天下無双クルレンツィスとムジカエテルナの一撃が、ついに日本で炸裂した。
特にコンチェルトは、コパチンスカヤの縦横無尽の演奏によって、二つの会場で旋風が吹き荒れた。
 
彼女の演奏は、恐ろしいまでにエキセントリック。
その凄惨な狂気を、指揮者クルレンツィスが全力で受け止めるだけでなく、そこから更に拍車をかけて、音楽を昇華させていく。
コパチンスカヤは、水を得た魚のようだった。あの演奏は、クルレンツィスとしか成し遂げることが出来ないだろう。彼女は自らの音楽表現において、最良パートナーを見つけたに違いない。
 
で、それはクルレンツィスにとってもまったく同じ。コパチンスカヤは、自分の音楽を誇示するために必要な最終秘密兵器となっているのだ。
 
交響曲においても、異様とも言える扇動力に満ち、やはりクルレンツィスの独壇場である。
極限なまでの集中力。
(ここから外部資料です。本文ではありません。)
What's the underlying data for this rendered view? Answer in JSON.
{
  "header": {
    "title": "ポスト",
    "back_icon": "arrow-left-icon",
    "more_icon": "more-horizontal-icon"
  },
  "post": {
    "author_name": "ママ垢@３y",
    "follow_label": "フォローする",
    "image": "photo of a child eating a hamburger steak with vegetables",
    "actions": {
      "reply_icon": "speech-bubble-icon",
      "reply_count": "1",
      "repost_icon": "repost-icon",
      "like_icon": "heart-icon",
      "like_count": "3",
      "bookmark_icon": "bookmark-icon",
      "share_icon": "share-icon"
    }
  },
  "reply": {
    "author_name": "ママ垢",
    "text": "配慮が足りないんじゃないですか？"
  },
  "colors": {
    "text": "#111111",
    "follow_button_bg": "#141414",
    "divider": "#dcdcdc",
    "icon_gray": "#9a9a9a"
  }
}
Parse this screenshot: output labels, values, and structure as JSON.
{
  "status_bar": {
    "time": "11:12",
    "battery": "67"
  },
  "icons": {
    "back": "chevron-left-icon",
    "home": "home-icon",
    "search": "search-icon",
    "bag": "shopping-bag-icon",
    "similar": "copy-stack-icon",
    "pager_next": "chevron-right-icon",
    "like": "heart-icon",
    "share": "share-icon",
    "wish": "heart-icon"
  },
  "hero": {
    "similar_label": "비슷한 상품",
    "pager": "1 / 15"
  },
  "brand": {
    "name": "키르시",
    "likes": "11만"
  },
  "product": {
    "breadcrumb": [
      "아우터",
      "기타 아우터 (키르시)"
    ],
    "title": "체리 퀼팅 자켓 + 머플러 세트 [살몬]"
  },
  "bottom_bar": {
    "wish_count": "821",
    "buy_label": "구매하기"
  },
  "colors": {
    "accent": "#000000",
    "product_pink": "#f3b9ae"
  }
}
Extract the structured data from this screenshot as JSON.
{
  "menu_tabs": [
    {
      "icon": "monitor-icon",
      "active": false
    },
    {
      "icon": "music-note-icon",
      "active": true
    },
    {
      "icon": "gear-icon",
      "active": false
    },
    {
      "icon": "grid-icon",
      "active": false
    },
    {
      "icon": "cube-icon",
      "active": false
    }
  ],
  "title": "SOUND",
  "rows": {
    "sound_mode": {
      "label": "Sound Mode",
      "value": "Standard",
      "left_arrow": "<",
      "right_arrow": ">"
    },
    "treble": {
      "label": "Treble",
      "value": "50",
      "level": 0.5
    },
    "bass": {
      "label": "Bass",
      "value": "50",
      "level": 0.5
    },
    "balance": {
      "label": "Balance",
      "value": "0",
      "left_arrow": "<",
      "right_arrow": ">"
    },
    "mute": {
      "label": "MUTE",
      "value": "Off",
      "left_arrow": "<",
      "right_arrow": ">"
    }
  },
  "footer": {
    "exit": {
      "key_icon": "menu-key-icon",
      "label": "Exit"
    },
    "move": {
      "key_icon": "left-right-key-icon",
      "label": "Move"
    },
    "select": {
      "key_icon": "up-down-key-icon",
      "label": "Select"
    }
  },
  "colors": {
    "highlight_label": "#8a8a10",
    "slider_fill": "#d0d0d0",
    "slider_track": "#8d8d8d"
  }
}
時に強弱などの規則や慣習を破壊することを厭わない潔さと高慢さ。
ただし、一つ確かなこと。
そうした破壊そのものが、決して彼の目的ではないということだ。
むしろ逆で、破壊ではなく再生させることにすべてを賭けている。再生させるために何かを犠牲にしている部分はある。だが、それは必ず次の再生に活かされている。
 
案の定というか、聴衆は熱狂した。
しかし私は、その圧倒的なボルテージに煽られて見境もなく興奮したかといえば、実を言うと、かなり冷静だった。
何と言おうか、ロックコンサートでの盛り上がりの中、腕を組んで純粋にその音楽の中身を探している、みたいな。
(それでも、何度もゾクゾクした場面があったことは、正直に言っておく。)
 
聴きながら、頭の中で巡らしていたことが二つ。
一つは、「自信満々の演奏であることは分かったが、果てしてこの鬼才は、音楽を本能的な感覚で作っているのか、それとも作為的、いわば確信犯的に作っているのか」ということ。
 
もう一つは、「徹底的に鍛え上げたムジカエテルナだからこそ可能となった演奏であって、果たして他のオケの客演でこれを成し得るのか」ということ。
 
考えた結果、結論は出なかった。現状では、分からない。
結論を出すためには、もっと他の音楽を聴かなければならないし、他のオケでも聴かなければならない。
今回の来日公演は、オール・チャイコフスキー・プログラムだったが、出来ればマーラーを聴きたかったし、ショスタコーヴィチとかストラヴィンスキーとかを聴きたかった。もちろん、モーツァルトだってベートーヴェンだって構わない。
 
まあとりあえず、次もまたチャイコフスキーとはいえ、あと一公演機会があるので、もう少し「クルレンツィスの謎と神秘」に迫ってみることとするか・・。
 
P.S
本日、アンコールで幻想序曲ロメオとジュリエットをやるなんて、驚異的。信じられない。